Somos seres sociables. Nuestra vida
transcurre en diversos grupos: la familia, la escuela, la iglesia. La mayor
parte de las cosas que sabemos, tales como el idioma, los hábitos sociales, las
actitudes, los usos y costumbres, los aprendemos actuando en grupos. Y por
jugar un papel tan importante en nuestro desarrollo, adquieren especial
significación cuando nuestra vida sufre las tensiones propias de un aprieto.
Sin duda habremos observado alguna vez que alternando con un grupo que nos
conoce bien y nos acepta espontáneamente, nos hallamos felices y contentos. Por
el contrario, nos sentimos amenazados cuando el grupo no nos conoce, o no nos
acepta, o estamos en dudas respecto de su actitud. Solamente con un gran gasto
de energía mental y emocional podemos adaptarnos a participar de un grupo que
no hace sentir fuera de lugar.
Parte de esa sensación de
incomodidad la heredamos de experiencias anteriores. Recordemos cuando, en
nuestra infancia, tuvimos que asistir a una nueva escuela. El primer día todo
era extraño. No conocíamos ni a la maestra ni a los otros niños. Estábamos en
ayunas de todo lo que sucedía. Pero a poco de andar esa sensación de extrañeza
desaparecía gradualmente y en pocos días formábamos parte del grupo como si tal
cosa.
Si nos mudábamos a otra ciudad o
cambiábamos de puesto, nos ocurría algo semejante. Al principio nos sentíamos
amenazados por lo desconocido e incierto. Pero todo cambió cuando nos
acostumbramos al nuevo medio y a la gente que lo formaba y nos resultó fácil
incorporarnos a la sociedad que nos rodeaba.

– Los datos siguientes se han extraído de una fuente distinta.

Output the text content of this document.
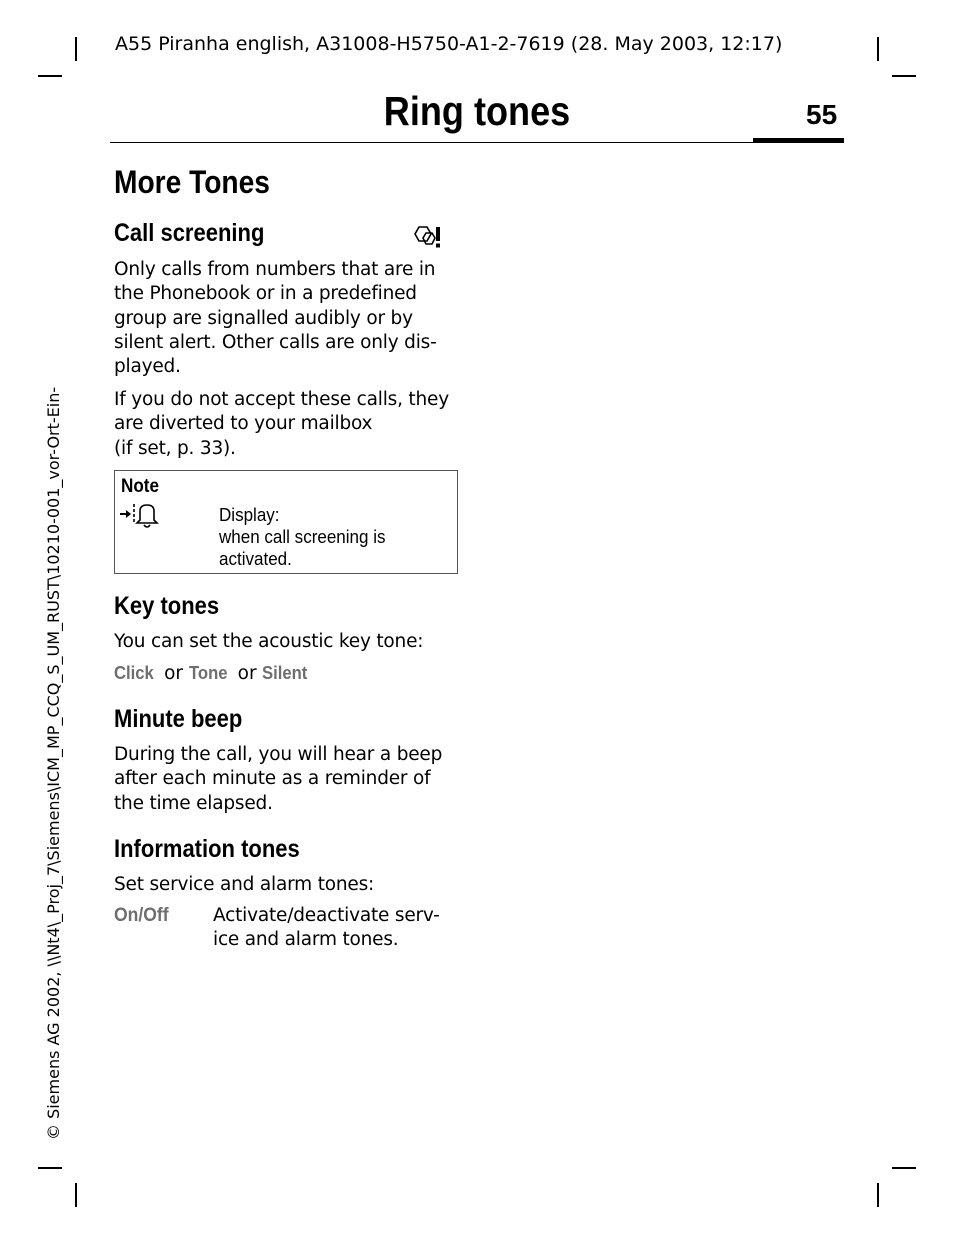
A55 Piranha english, A31008-H5750-A1-2-7619 (28. May 2003, 12:17)
© Siemens AG 2002, \\Nt4\_Proj_7\Siemens\ICM_MP_CCQ_S_UM_RUST\10210-001_vor-Ort-Ein-
Ring tones	55
More Tones
Call screening
Only calls from numbers that are in
the Phonebook or in a predefined
group are signalled audibly or by
silent alert. Other calls are only dis-
played.
If you do not accept these calls, they
are diverted to your mailbox
(if set, p. 33).
Note
Display:
when call screening is
activated.
Key tones
You can set the acoustic key tone:
Click or Tone or Silent
Minute beep
During the call, you will hear a beep
after each minute as a reminder of
the time elapsed.
Information tones
Set service and alarm tones:
On/Off Activate/deactivate serv-
ice and alarm tones.
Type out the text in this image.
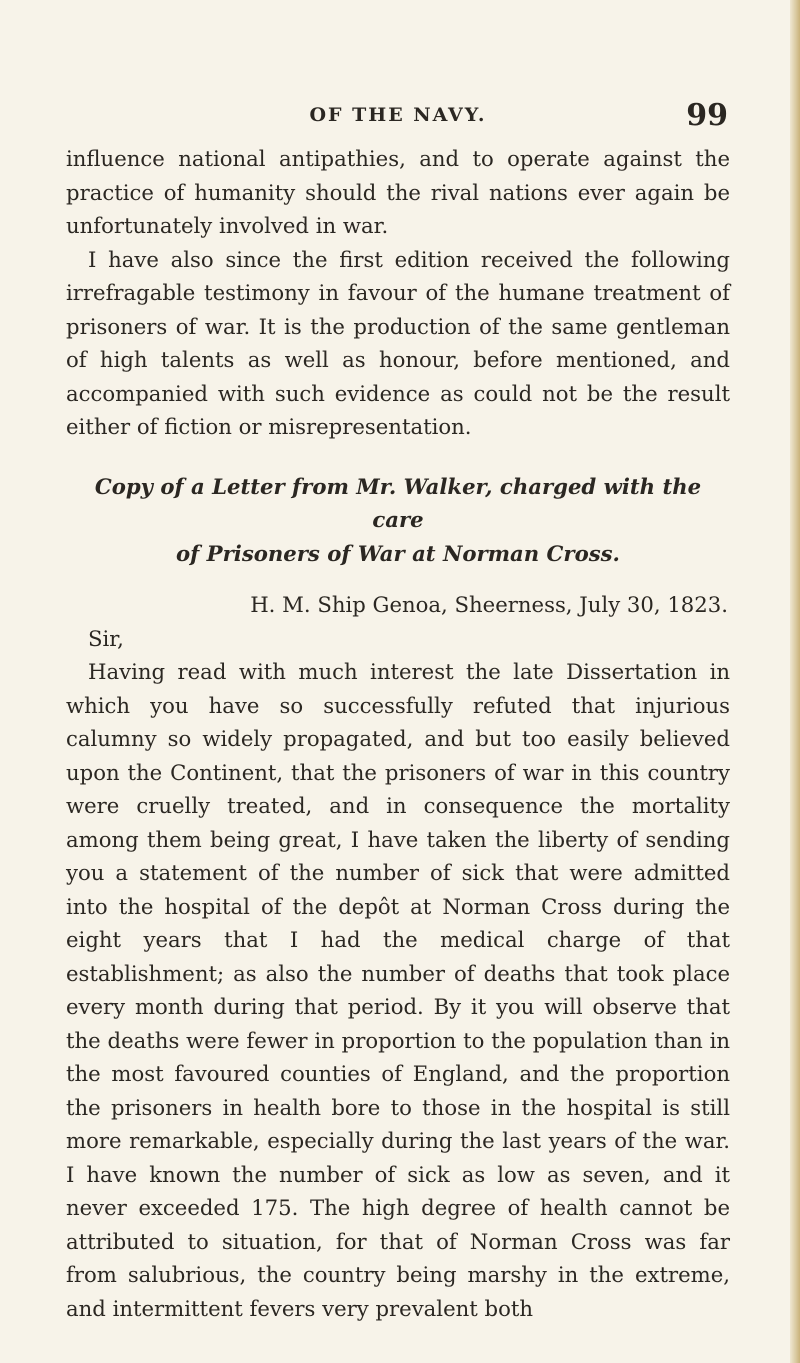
OF THE NAVY.	99

influence national antipathies, and to operate against the practice of humanity should the rival nations ever again be unfortunately involved in war.

I have also since the first edition received the following irrefragable testimony in favour of the humane treatment of prisoners of war. It is the production of the same gentleman of high talents as well as honour, before mentioned, and accompanied with such evidence as could not be the result either of fiction or misrepresentation.

Copy of a Letter from Mr. Walker, charged with the care
of Prisoners of War at Norman Cross.
H. M. Ship Genoa, Sheerness, July 30, 1823.
Sir,

Having read with much interest the late Dissertation in which you have so successfully refuted that injurious calumny so widely propagated, and but too easily believed upon the Continent, that the prisoners of war in this country were cruelly treated, and in consequence the mortality among them being great, I have taken the liberty of sending you a statement of the number of sick that were admitted into the hospital of the depôt at Norman Cross during the eight years that I had the medical charge of that establishment; as also the number of deaths that took place every month during that period. By it you will observe that the deaths were fewer in proportion to the population than in the most favoured counties of England, and the proportion the prisoners in health bore to those in the hospital is still more remarkable, especially during the last years of the war. I have known the number of sick as low as seven, and it never exceeded 175. The high degree of health cannot be attributed to situation, for that of Norman Cross was far from salubrious, the country being marshy in the extreme, and intermittent fevers very prevalent both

Eric Erikson nos dice que las crisis
emocionales se desencadenan por la acción de uno o más de tres factores,
cualesquiera de los cuales es suficiente para modificar una satisfactoria
relación de grupo.
En primer lugar está el factor que
significa la pérdida o la amenaza de perder a alguien que es particularmente
importante para el curso de nuestra vida. Esa pérdida o amenaza de pérdida
puede ocurrir de diversas maneras, siendo la más obvia, por supuesto, la
muerte. Se trata, en este caso, de un suceso de marca mayor, que supone cambios
que sin duda nos hacen sentir amenazados e intranquilos.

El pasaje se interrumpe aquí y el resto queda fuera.